In May 2022, I notched up 36 years in journalism after starting as a junior reporter in Taree, New South Wales.

So much has changed. It’s harder for journalists in lots of ways.

They’re earning less money.
They’re working longer hours.
They’re under more pressure.

It’s not all bad. For instance, there are more ways for journos to go direct to their audience and earn money through subscription or advertising – or both. Podcasts and video channels but also paid email services like Substack.

So, what I would say to somebody starting in the industry these days?

1. Always remember, you are in service.

Journalism is a service profession.

We serve the stories, and we serve the audience. Admittedly we don’t all live this out all of the time but our Code of Ethics is centred on honesty, fairness, independence and respect for the rights of others.

Some would say we also serve our employers but that brings me to point two.

2. Don’t expect loyalty (and don’t give it).
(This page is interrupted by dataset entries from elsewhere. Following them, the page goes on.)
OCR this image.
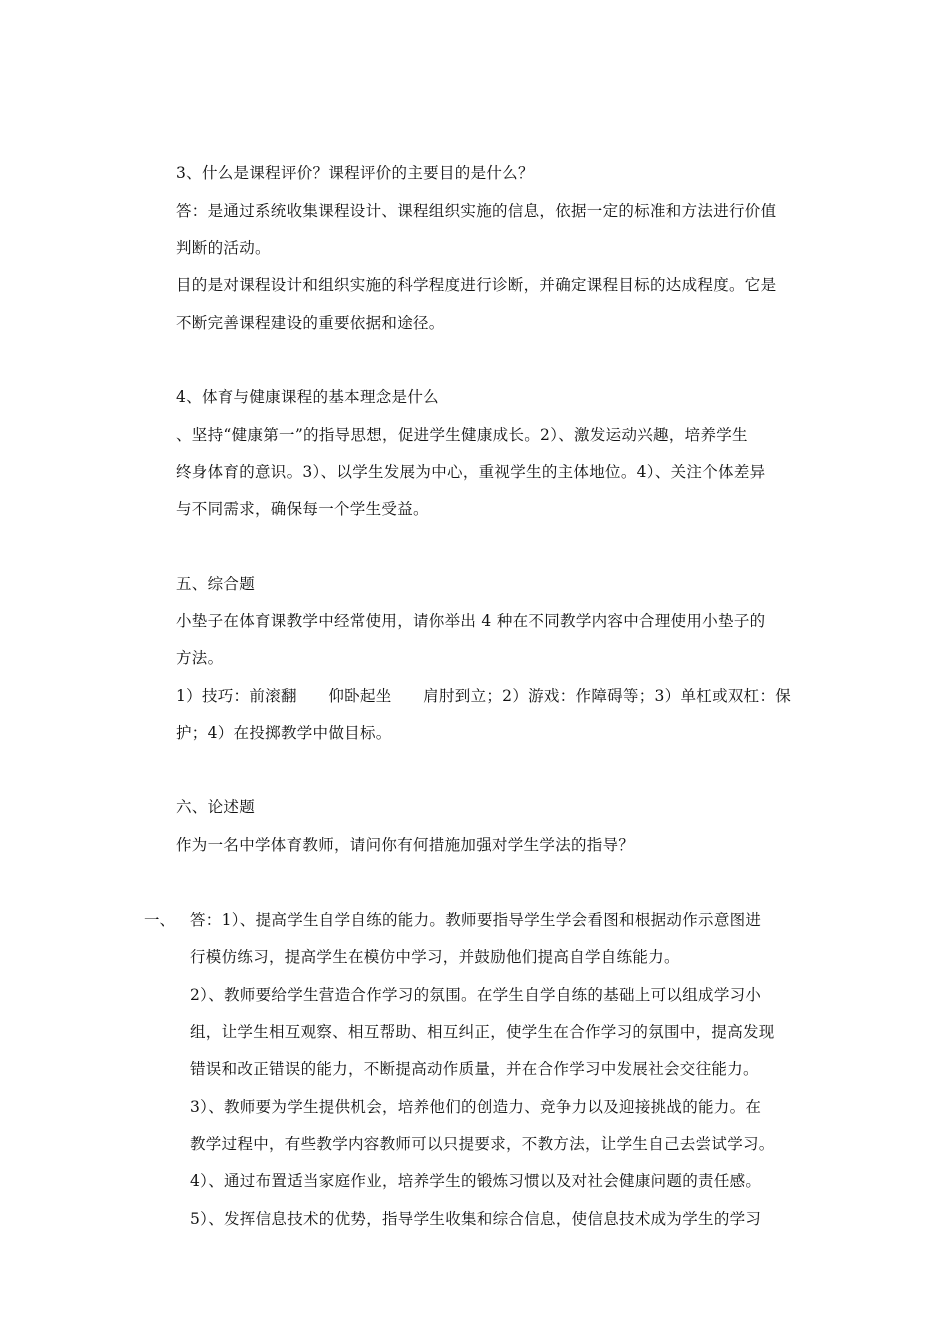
3、什么是课程评价？课程评价的主要目的是什么？
答：是通过系统收集课程设计、课程组织实施的信息，依据一定的标准和方法进行价值
判断的活动。
目的是对课程设计和组织实施的科学程度进行诊断，并确定课程目标的达成程度。它是
不断完善课程建设的重要依据和途径。
4、体育与健康课程的基本理念是什么
、坚持“健康第一”的指导思想，促进学生健康成长。2）、激发运动兴趣，培养学生
终身体育的意识。3）、以学生发展为中心，重视学生的主体地位。4）、关注个体差异
与不同需求，确保每一个学生受益。
五、综合题
小垫子在体育课教学中经常使用，请你举出 4 种在不同教学内容中合理使用小垫子的
方法。
1）技巧：前滚翻　　仰卧起坐　　肩肘到立；2）游戏：作障碍等；3）单杠或双杠：保
护；4）在投掷教学中做目标。
六、论述题
作为一名中学体育教师，请问你有何措施加强对学生学法的指导？
一、 答：1）、提高学生自学自练的能力。教师要指导学生学会看图和根据动作示意图进
行模仿练习，提高学生在模仿中学习，并鼓励他们提高自学自练能力。
2）、教师要给学生营造合作学习的氛围。在学生自学自练的基础上可以组成学习小
组，让学生相互观察、相互帮助、相互纠正，使学生在合作学习的氛围中，提高发现
错误和改正错误的能力，不断提高动作质量，并在合作学习中发展社会交往能力。
3）、教师要为学生提供机会，培养他们的创造力、竞争力以及迎接挑战的能力。在
教学过程中，有些教学内容教师可以只提要求，不教方法，让学生自己去尝试学习。
4）、通过布置适当家庭作业，培养学生的锻炼习惯以及对社会健康问题的责任感。
5）、发挥信息技术的优势，指导学生收集和综合信息，使信息技术成为学生的学习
Work in a job only as long as you’re able to give your best AND as long as you are getting the best from your employer. It might mean staying 20 years. It might mean staying two.

Just suck that lemon dry and then grab a different one. Your employer won’t hesitate to give you the chop if needed. Don’t be left with a sour taste in your mouth.

3. Embrace the pressure.

What you learn from being under pressure will be an amazing grounding for all other iterations of your career. I’ve had a few.

Primary school teacher (briefly). Knowing how to handle reluctant interviewees and sort the truth from the twaddle really helps when you’re trying to establish which six-year-old is responsible for the spit ball on the class ceiling.

Communications specialist. When you’re experienced at writing for an audience, it’s easier to rework someone else’s words, so they’re met with ‘Yes I get it’ and not a yawn. Journos have to be good at this or risk the news director’s wrath (think fire-breathing dragon).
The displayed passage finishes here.